Drain pasta. Before draining, use a measuring cup to scoop out about 1/2 cup of the pasta water. Simply dip it into the pan and let water run into the cup. Drain pasta in a colander.
Combine. Place the mushroom mixture over medium-high heat and add the pasta water, stirring to combine. It’ll start simmering in about 30 seconds, which is the cue to add the drained pasta. Stir the pasta, gently so you don’t break it apart, until the mushrooms and broccoli shreds are mixed in. Since you just drained the pasta, it’ll be plenty hot, so you don’t have to worry about heating the pasta through.
Serve. Divide the pasta mixture among warmed bowls (we just place them in the oven on warm when we start heating the water for the pasta), sprinkle with a goodly amount of cheese, and a sprinkling of salt (we used a crunchy finishing salt, but a bit of kosher salt will be fine), and pepper, and serve immediately.
We loved this dish.
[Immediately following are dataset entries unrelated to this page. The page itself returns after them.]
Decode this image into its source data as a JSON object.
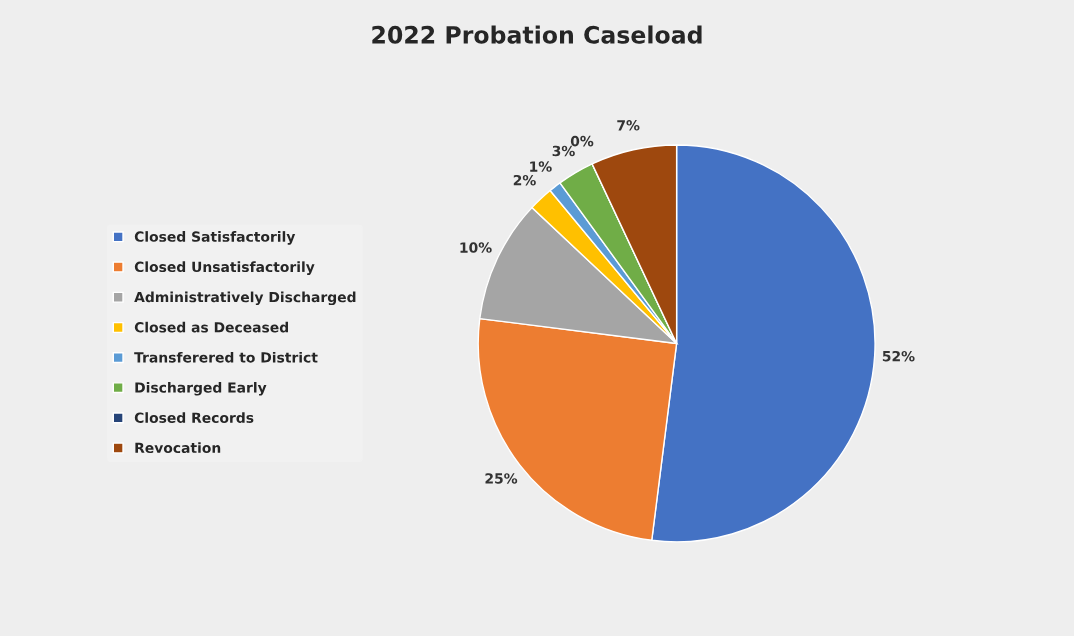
{
  "chart_data": {
    "type": "pie",
    "title": "2022 Probation Caseload",
    "categories": [
      "Closed Satisfactorily",
      "Closed Unsatisfactorily",
      "Administratively Discharged",
      "Closed as Deceased",
      "Transferered to District",
      "Discharged Early",
      "Closed Records",
      "Revocation"
    ],
    "values": [
      52,
      25,
      10,
      2,
      1,
      3,
      0,
      7
    ],
    "value_labels": [
      "52%",
      "25%",
      "10%",
      "2%",
      "1%",
      "3%",
      "0%",
      "7%"
    ],
    "colors": [
      "#4472c4",
      "#ed7d31",
      "#a5a5a5",
      "#ffc000",
      "#5b9bd5",
      "#70ad47",
      "#264478",
      "#9e480e"
    ],
    "legend": "left"
  }
}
It seemed to get better and more satisfying with each bite. We liked the fact that the fresh pasta had a smooth, soft texture, while the florets, stayed a bit crunchy, and the mushrooms were slightly chewy. The combination of rosemary and sage is always good, and it seems to pair well for a dish in the fall. And, of course, how can you go wrong with freshly grated Parmesan cheese? Well, you can’t, so an easy five stars.